Ao PÚBLICO, fonte da fundação pública sublinha a mesma ideia e acrescenta que o concurso de projectos foi aberto em finais de Janeiro e estava anunciado desde 29 de Novembro, “o que equivale a um período de cinco meses para preparação das candidaturas até ao seu fecho”.

A decisão não caiu bem na comunidade científica. A FCT “não pode exigir aos investigadores que apresentem as candidaturas com normalidade”, quando ela própria “continua a não cumprir prazos”, critica a presidente da Associação de Bolseiros de Investigação Científica (ABIC), Bárbara Carvalho, lembrando, por exemplo, que ainda há contratos do Concurso de Estímulo ao Emprego Científico Individual de 2018 – que só foi aberto em Janeiro do ano seguinte – que não ainda foram assinados em pleno segundo trimestre de 2020.

Por causa da decisão de não adiamento dos prazos dos concursos, o Sindicato Nacional do Ensino Superior, lançou uma petição online – que tinha mais de 1800 subscritores ao final da tarde desta segunda-feira – onde pede o alargamento do prazo em “pelo menos três semanas a contar do levantamento do estado de emergência”, considerando “inaceitável que a FCT não tenha em consideração” as dificuldades de investigadores e docentes universitários.

Num comunicado conjunto, a ABIC e a Federação Nacional de Professores (Fenprof) consideram mesmo ilegal a decisão da FCT, tendo em conta que a Lei n.º 1-A/2020, com a qual o Governo estabeleceu as medidas excepcionais e temporárias de resposta à situação provocada pela covid-19, “determina a suspensão dos procedimentos administrativos no que respeita à prática de actos por particulares”, o que “obviamente determina a suspensão dos prazos para a apresentação de candidaturas no âmbito dos concursos”, defendem.

As duas entidades lembram os constrangimentos provocados pelas medidas de contenção da covid-19 na vida dos investigadores, dado o encerramento das instituições de ensino superior e de outros serviços. Há muitos investigadores “impedidos de obter documentos oficiais necessários às candidaturas”, dizem a ABIC e a Fenprof, elencando ainda a dificuldade de acesso a documentação e a outros materiais, as dificuldades de adaptação ao trabalho académico e científico à distância, e as limitações criadas pelo apoio a filhos e outros familiares.

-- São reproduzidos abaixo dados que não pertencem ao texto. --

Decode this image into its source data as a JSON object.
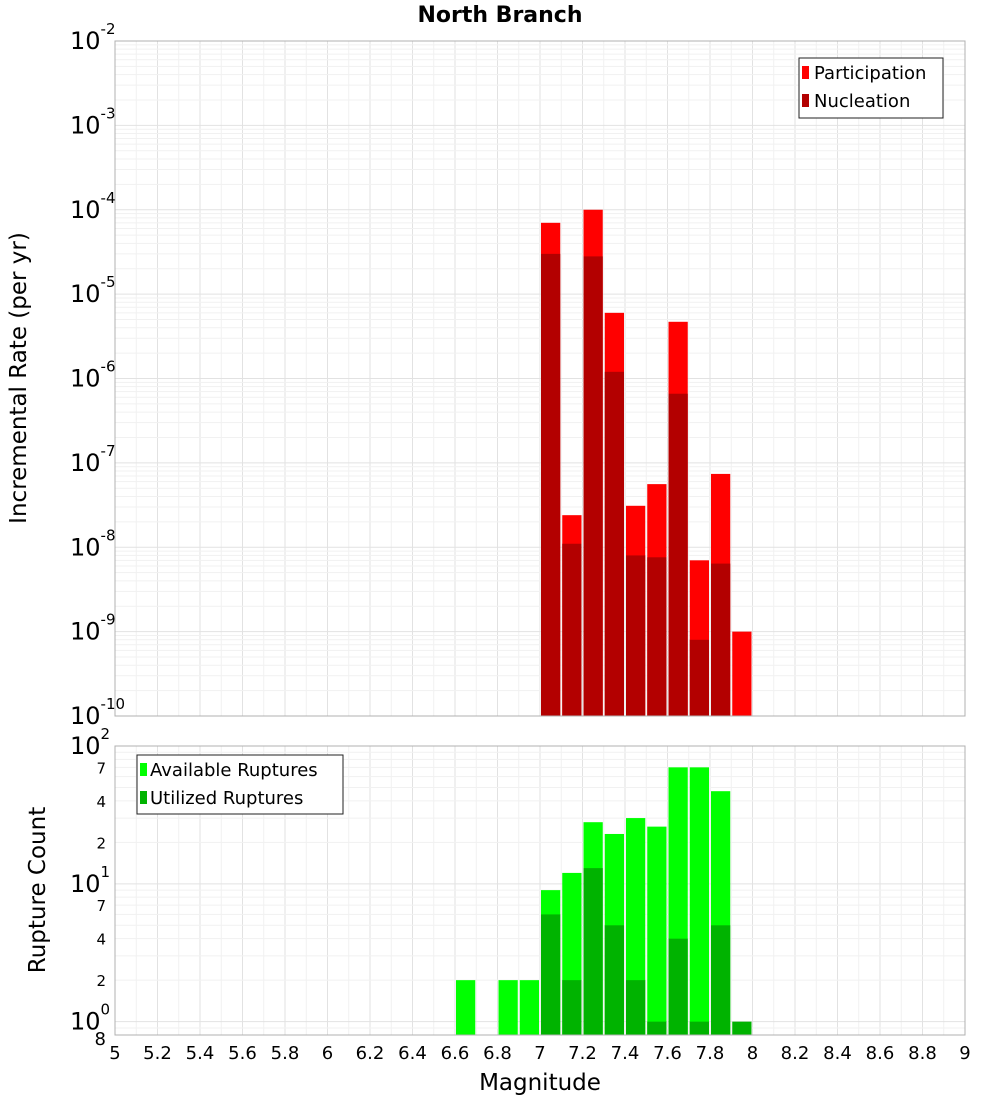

“Devem também ser considerados os investigadores que estão envolvidos directamente em trabalhos relacionados com a pandemia, que, nas actuais condições, vêem as suas possibilidades de candidatura a estes concursos extremamente reduzidas”, sublinham as duas entidades no mesmo comunicado.

Nos últimos dias, os investigadores têm-se também queixado de que os próprios serviços da FCT não lhes estão a dar respostas, tanto no atendimento telefónico, como por correio electrónico, conta a presidente da ABIC, Bárbara Carvalho: “As coisas estão todas a funcionar dentro do possível nesta fase. Mas, neste contexto, o possível não é suficiente.” A FCT reconhece que o atendimento telefónico “foi suspenso após ter sido decretado o estado de emergência”. De então para cá, “já foram respondidos mais de 2000 emails, submetidos por candidatos e os seus orientadores”.